Honesty is maintained even when it's inconvenient. The bar isn't whether anyone is technically withholding information. It's whether people are honest about things that matter, about what's happening in other connections, about their own capacity and limitations, about problems that need to be addressed.

People have genuine autonomy. Partners can say no, can withdraw consent, can end relationships without facing disproportionate consequences. The structure doesn't depend on anyone feeling unable to object.

CNM terminology is used descriptively, not manipulatively. Terms like "compersion," "processing jealousy," and "doing the work" describe real things. In healthy CNM, they're used to describe experiences and practices. They're not used to dismiss legitimate concerns or shame people into tolerating things that are actually problematic.

Markers of toxic CNM

One person consistently benefits from the structure at others' expense. Systematic asymmetry, where one person has freedom, information, and influence that others in the arrangement lack, is a signal. This is different from practical asymmetry that reflects actual circumstances (one person has more entanglement, more established relationships). It's a designed-in imbalance that serves one person's interests.
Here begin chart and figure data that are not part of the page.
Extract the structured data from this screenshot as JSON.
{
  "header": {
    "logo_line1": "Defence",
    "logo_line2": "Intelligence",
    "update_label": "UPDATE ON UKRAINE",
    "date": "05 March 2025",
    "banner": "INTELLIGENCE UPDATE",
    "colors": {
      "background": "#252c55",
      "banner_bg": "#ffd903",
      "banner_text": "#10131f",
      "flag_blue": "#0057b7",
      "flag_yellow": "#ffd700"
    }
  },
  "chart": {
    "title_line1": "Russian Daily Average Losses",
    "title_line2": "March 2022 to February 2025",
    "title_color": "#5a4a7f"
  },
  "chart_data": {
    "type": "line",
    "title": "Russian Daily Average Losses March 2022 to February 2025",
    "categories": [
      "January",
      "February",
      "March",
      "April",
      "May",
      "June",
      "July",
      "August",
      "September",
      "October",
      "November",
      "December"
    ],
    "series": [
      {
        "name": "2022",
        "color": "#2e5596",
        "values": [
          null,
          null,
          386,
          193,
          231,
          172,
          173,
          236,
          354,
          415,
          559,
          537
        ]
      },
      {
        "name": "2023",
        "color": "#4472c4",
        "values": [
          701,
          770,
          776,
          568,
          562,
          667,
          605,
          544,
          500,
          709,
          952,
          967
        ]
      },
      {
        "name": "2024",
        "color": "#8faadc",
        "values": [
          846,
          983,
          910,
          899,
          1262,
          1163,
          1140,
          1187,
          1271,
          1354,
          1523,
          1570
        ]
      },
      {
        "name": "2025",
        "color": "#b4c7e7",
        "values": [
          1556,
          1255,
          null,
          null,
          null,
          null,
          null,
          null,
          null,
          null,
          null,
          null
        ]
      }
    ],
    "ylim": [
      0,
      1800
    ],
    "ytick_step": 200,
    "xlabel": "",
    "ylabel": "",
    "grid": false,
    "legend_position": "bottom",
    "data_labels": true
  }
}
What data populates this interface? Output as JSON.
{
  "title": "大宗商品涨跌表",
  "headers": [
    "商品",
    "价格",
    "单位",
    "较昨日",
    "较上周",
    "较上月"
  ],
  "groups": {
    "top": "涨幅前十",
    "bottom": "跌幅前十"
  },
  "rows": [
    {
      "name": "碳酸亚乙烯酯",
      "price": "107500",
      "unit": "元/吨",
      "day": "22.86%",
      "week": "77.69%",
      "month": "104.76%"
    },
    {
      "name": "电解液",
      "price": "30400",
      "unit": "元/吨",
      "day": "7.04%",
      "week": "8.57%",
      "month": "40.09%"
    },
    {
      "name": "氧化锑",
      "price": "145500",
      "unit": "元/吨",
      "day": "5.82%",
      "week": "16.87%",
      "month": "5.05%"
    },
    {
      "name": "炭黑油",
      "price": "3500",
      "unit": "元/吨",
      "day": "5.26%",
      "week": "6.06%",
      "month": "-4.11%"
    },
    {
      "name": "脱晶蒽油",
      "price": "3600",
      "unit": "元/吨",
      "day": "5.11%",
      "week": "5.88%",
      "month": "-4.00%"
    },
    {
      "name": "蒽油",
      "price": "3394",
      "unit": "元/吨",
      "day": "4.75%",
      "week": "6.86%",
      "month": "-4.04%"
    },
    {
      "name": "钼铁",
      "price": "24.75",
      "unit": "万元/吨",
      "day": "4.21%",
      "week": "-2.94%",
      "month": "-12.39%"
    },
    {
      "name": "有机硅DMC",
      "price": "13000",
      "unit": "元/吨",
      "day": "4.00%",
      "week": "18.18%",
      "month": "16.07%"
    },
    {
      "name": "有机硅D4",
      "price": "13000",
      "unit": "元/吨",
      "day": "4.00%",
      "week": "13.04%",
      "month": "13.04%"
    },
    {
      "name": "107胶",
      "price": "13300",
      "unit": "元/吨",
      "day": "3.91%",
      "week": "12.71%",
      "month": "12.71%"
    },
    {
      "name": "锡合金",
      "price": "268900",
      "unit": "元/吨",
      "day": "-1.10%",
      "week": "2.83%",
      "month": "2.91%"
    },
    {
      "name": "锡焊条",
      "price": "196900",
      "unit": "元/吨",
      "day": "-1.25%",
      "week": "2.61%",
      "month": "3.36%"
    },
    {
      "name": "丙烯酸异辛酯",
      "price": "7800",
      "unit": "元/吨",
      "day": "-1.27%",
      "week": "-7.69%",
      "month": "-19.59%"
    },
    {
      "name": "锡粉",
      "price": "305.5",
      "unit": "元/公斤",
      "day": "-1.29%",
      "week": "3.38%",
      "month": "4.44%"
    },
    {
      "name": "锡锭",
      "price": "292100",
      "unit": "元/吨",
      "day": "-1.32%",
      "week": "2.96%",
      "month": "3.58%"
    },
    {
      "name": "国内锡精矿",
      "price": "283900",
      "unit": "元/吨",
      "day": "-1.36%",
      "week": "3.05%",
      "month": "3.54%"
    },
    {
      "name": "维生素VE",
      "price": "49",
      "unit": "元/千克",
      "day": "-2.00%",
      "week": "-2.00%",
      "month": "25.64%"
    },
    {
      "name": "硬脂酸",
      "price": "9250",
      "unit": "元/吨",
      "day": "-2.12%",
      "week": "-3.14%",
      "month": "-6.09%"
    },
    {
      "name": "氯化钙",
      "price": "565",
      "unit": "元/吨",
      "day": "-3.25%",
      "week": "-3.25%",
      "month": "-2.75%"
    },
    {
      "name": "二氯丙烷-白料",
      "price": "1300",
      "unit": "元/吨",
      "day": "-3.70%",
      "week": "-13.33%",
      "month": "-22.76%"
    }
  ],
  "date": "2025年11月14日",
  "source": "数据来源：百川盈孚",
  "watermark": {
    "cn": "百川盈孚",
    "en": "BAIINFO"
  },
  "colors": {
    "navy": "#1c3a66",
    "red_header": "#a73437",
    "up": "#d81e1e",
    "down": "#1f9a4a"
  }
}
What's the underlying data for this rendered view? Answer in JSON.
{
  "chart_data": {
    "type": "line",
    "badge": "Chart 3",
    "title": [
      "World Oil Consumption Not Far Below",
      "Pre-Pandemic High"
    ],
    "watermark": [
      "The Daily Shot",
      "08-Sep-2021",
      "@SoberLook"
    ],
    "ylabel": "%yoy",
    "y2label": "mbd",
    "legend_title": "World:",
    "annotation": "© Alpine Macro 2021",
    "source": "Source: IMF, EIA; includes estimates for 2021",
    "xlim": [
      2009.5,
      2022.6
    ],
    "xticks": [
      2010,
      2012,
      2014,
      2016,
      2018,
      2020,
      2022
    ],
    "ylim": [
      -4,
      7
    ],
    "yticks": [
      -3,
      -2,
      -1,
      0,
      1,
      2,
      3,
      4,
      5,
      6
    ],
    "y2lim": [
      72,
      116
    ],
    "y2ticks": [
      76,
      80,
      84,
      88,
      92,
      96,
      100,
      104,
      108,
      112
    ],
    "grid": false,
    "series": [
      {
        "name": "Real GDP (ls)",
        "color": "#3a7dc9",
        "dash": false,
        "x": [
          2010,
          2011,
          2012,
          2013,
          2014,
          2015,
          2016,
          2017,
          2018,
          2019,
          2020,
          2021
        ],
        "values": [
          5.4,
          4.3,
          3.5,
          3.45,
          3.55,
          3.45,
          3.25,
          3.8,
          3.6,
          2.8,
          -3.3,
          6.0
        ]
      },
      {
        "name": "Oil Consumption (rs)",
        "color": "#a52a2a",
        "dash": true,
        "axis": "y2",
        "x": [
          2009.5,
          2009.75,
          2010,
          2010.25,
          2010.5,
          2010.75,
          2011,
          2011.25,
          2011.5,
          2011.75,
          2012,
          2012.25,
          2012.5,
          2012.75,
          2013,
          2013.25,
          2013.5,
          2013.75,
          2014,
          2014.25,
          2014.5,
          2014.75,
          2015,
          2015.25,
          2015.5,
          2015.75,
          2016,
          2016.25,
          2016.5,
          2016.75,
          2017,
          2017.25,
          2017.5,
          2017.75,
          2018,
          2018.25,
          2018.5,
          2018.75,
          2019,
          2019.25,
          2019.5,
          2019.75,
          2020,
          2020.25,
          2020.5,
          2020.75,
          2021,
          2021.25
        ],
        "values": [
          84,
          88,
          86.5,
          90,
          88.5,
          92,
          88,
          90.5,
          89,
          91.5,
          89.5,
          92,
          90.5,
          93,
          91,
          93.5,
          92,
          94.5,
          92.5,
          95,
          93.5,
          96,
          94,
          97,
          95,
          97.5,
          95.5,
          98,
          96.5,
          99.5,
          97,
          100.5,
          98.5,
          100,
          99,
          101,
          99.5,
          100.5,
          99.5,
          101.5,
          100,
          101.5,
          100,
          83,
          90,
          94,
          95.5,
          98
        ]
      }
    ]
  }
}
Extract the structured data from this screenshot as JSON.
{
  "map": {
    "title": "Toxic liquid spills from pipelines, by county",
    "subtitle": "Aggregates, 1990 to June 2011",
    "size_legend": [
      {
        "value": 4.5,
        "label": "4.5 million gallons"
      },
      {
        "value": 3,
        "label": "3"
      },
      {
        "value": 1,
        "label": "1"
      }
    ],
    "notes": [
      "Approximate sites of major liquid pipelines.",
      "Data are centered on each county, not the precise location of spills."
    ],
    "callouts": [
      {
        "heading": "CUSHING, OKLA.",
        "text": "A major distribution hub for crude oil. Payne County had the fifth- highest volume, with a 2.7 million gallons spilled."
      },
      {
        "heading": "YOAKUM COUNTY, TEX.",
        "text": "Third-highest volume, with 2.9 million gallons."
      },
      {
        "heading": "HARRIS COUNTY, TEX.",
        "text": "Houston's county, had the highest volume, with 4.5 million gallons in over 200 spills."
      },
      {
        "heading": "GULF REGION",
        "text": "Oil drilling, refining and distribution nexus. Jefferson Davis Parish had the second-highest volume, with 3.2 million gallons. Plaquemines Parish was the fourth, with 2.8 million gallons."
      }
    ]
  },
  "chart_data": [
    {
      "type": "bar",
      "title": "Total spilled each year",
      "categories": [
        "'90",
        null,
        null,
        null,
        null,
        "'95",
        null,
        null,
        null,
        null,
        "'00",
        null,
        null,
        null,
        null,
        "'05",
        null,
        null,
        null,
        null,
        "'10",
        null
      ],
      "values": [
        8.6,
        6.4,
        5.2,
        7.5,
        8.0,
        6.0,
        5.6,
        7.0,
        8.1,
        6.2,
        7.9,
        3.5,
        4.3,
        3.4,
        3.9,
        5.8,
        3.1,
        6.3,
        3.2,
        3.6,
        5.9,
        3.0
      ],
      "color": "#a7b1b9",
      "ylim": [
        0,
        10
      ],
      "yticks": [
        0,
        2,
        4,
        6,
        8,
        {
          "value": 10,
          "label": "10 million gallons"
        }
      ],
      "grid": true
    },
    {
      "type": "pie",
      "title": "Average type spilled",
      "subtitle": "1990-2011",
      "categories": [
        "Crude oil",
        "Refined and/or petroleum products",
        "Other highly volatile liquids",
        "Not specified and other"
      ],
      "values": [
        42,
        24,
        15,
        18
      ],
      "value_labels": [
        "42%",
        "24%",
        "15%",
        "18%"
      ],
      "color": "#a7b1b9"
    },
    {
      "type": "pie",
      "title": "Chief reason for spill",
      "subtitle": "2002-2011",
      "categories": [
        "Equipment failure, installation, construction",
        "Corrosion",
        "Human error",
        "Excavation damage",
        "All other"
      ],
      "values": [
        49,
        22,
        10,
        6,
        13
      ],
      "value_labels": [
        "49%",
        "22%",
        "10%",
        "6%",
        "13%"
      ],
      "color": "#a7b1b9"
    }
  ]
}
CNM language is used to invalidate concerns. "That's just your jealousy to work on," "you need to process more," "you're not evolved enough for CNM", these can be accurate observations, but they're frequently used to dismiss legitimate concerns rather than engage with them. If every concern you raise gets rerouted to your psychological work rather than addressed on its merits, the language is functioning as deflection.

Agreements are unstable in one direction. Rules change frequently, but always in ways that benefit the person with more structural power. The person with less power finds themselves perpetually accommodating new constraints they didn't agree to. Their requests for changes are treated differently than the other person's.

Consent is manufactured rather than genuine. "You consented to this" used to refer to a consent that was coerced, insufficiently informed, or made under circumstances where refusal would have cost something significant. The fact of prior consent doesn't establish the quality of it.

People can't say no without serious consequences. If ending a relationship means losing access to an entire social network, losing housing, or facing significant retaliation, the "consent" operating in that context isn't voluntary in any meaningful sense. CNM structures that depend on people feeling unable to leave are not operating on genuine consent.

New partners are treated as replaceable inputs. A pattern of relationships that end badly, where the person consistently describes their partners as having been the problem, without self-examination about their own role, is a signal. So is a pattern of treating new connections as means to an end, sources of sex or validation, rather than as people whose experience of the relationship matters.

The grey areas

Not everything falls cleanly into healthy or toxic. People making genuine mistakes aren't the same as people deliberately exploiting frameworks. CNM cultures in different communities have different norms, and some of what looks like red flags in one context is normal practice in another.

The useful filter isn't a binary assessment. It's: when problems are raised, do people engage with them genuinely or deflect them? Does the person with more structural power take the concerns of those with less structural power seriously? Is there a consistent pattern of one person's interests being served at others' expense, or are the asymmetries situational and acknowledged?

The specific case of CNM and abuse

Abusive dynamics occur in CNM relationships. This gets less attention than it deserves, partly because the CNM community is understandably invested in a positive narrative about non-monogamy, and partly because abuse in CNM contexts can look different from the monogamous template most abuse literature uses.

CNM-specific patterns: using the threat of other relationships to keep someone in line ("I have other options if you keep objecting"); using veto power abusively (vetoing connections that make the partner less dependent); using CNM frameworks to introduce isolation (primary couple forming a closed unit that cuts off a secondary's other connections); using the complexity of CNM arrangements to obscure what's happening ("you don't understand the full picture").

If you're experiencing something that feels harmful, the fact that it's happening within a CNM context doesn't change what it is or what you're entitled to do about it.